No answer. I stroll around, even though I know I’m not going to find him. That’s one thing I like about Hart. He takes up space. He doesn’t make excuses for being where he is and doesn’t try to hide. Perhaps it comes from being in the military; he never wants to feel so hemmed in again, but if you give him boundaries, he’ll knock right up against them and not even be sorry.

No Hart in the bedroom or in the bath. I even check out on the balcony, but all I find is the sweltering heat of the day and too much bright light. When I go back inside, I notice a slip of paper on the dining table.
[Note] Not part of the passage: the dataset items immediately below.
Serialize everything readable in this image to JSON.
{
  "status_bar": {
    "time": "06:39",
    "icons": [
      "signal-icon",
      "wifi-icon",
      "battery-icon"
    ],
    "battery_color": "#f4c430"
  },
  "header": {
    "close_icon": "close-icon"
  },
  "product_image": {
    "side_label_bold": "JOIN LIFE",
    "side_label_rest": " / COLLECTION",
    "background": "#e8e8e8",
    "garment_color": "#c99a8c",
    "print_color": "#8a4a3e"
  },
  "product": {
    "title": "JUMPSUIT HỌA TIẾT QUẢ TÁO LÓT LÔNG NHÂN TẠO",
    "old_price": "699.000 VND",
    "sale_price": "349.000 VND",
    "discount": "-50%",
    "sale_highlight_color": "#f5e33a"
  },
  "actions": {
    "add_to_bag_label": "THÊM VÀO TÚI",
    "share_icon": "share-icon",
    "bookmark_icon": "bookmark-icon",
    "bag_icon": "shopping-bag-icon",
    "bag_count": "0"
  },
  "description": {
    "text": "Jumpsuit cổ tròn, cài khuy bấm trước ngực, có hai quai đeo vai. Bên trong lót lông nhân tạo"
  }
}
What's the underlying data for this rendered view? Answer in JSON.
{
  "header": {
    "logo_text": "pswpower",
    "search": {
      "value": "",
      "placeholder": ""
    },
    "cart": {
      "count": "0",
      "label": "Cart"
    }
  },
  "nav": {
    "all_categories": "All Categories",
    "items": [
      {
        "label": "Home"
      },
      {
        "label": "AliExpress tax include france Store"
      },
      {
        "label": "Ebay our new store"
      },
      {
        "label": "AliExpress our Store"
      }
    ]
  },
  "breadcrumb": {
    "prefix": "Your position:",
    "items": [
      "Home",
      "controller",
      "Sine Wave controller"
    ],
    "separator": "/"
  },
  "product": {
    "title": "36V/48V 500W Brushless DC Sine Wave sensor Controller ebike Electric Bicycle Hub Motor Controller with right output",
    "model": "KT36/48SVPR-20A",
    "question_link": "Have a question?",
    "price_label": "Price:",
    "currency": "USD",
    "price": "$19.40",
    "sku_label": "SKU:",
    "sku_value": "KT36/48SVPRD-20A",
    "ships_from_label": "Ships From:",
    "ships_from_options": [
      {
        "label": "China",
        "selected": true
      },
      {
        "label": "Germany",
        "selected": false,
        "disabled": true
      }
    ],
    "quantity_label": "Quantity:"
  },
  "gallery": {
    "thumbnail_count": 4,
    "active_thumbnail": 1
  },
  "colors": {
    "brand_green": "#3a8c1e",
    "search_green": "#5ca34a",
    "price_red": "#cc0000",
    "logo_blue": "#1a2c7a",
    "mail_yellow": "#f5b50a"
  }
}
Gone to the gym. Back soon.

A

His first initial pokes at me. I’m not sure how to feel. He’s given me his name but not really, and now it feels as though he’s taunting me with what I can’t have. I don’t like to be toyed with. Too many things have been always out of my grasp, and I don’t have patience for being fucked with. Allie’s not like that, though. He doesn’t play those kinds of mind games, and I shouldn’t pin that on him. I’ve spent too much time with Kenji, that’s all.

Walking over to the bar, I consider my options and opt for…nothing. I shouldn’t drink if I’m going to play with Hart, and I am. So orange juice, it is.

While I drink, I set out the things I’ll need. Another benefit to traveling on a private plane is to be able to pack whatever the hell you feel like and not worry about giving some poor TSA employee a heart attack when they search your bag, as they inevitably will if you’ve got it jam-packed with sex toys.

I’d packed a relatively modest toy bag on the scale of things, but it’s a decent sampling. I could give him a choice—there are several things we haven’t made use of—but in this, I’ll call the shots. This is something I care about, that I want badly, and I doubt he’ll refuse me. So I set out the tools of my trade, admiring their craftsmanship and re-familiarizing myself with the feel and the balance. They’re exquisitely made and comfortably worn in; it’s pleasurable to handle them. These are my personal toys, not to be played with by clients. I like to keep a few things to myself.

Four floggers side by side on the expanse of the bed, and I can’t wait for Hart’s reaction.

I don’t have to wait long—he’s back within the half-hour it takes me to pour myself another glass of juice and triage the day’s emails. Most to Matthew to deal with and a few I’ll respond to after I’ve finished with Hart. He’ll be sure to sleep heavily after I’m through with him. He sleeps with the abandon of a child, limbs sprawled and restless. Does he not know what to do with so much space in a bed? The thought tugs at the corners of my mouth.

Don’t worry about it. You’ve done what you can for the past several days, and if you don’t completely fuck this up, you’ll have a say in his life for a lot longer. Don’t think about him squashed into the backseat of his truck. Don’t.

Hart walks in, dripping with exertion, sweat soaking through his clinging T-shirt in patches and his shaved head gleaming with it. He looks energized, though, not exhausted. Maybe he’s saving that for me, and he won’t be sorry.